I spoke yesterday with Santa Barbara Film Festival director Roger Durling about In The Valley of Elah (Warner Independent, 9.14), about which he said he was “emotionally moved” and “doing somersaults over it,” and that “it’s going to shake people to the core.” What got me were the comparisons Durling noted between Tommy Lee Jones‘ performance as Hank Deerfield, a grief-wracked ex-military cop with a subdued and taciturn manner, and John Wayne‘s as gruff and blustery Ethan Edwards in John Ford‘s The Searchers.


Tommy Lee Jones in In The Valley of Elah, John Wayne in The Searchers

Neither performance has an emotional geyser moment. Deerfield and Edwards are both about “holding it in” at all costs, and yet both actors allow their characters’ feelings to seep out in just the right way. They’re both old-school tough guys, of course, and are both looking to find a disappeared family member. Jones’ character isn’t a racist like Edwards but he’s got something else eating at him — a notion that if he’d listened to his son a bit more a certain bad thing might not have happened.
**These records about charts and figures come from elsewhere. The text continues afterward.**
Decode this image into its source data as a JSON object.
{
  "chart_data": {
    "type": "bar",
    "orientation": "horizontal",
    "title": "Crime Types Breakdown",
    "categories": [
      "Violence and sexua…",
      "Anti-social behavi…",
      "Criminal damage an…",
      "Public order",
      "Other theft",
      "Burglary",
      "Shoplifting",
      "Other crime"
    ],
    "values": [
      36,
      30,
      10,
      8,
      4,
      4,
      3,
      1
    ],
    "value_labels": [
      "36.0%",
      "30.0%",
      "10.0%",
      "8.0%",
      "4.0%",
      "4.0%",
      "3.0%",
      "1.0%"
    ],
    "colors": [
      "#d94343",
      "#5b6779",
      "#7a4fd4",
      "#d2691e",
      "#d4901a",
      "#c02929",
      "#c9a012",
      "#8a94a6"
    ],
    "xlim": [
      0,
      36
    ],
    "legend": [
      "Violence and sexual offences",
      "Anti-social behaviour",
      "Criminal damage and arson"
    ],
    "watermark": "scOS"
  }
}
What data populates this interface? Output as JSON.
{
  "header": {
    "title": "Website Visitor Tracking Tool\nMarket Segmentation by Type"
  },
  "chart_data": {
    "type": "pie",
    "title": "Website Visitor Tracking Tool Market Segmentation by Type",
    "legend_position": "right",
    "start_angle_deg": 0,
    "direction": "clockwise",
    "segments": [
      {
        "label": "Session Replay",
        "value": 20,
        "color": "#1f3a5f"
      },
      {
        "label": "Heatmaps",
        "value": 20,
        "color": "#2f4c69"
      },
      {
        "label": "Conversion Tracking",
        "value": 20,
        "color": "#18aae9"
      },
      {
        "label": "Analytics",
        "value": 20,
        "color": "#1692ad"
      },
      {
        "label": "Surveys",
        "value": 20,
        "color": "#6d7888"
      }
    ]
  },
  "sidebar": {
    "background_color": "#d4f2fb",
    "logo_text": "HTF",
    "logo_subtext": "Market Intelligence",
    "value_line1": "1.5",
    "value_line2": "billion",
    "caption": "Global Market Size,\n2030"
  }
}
Wayne was this all-American iconic figure playing a complex man with a dark undercurrent, and Jones is playing a retired straight-arrow career solder who comes to question what in the name of hell has been going on in Iraq — not in a political way but in terms of the human cost.
Different guys, different performances…but clearly sharing all kinds of cross echoes. Both former military men dealing with the question of “how do soldiers who’ve just come out of a conflict fit into society, if at all?”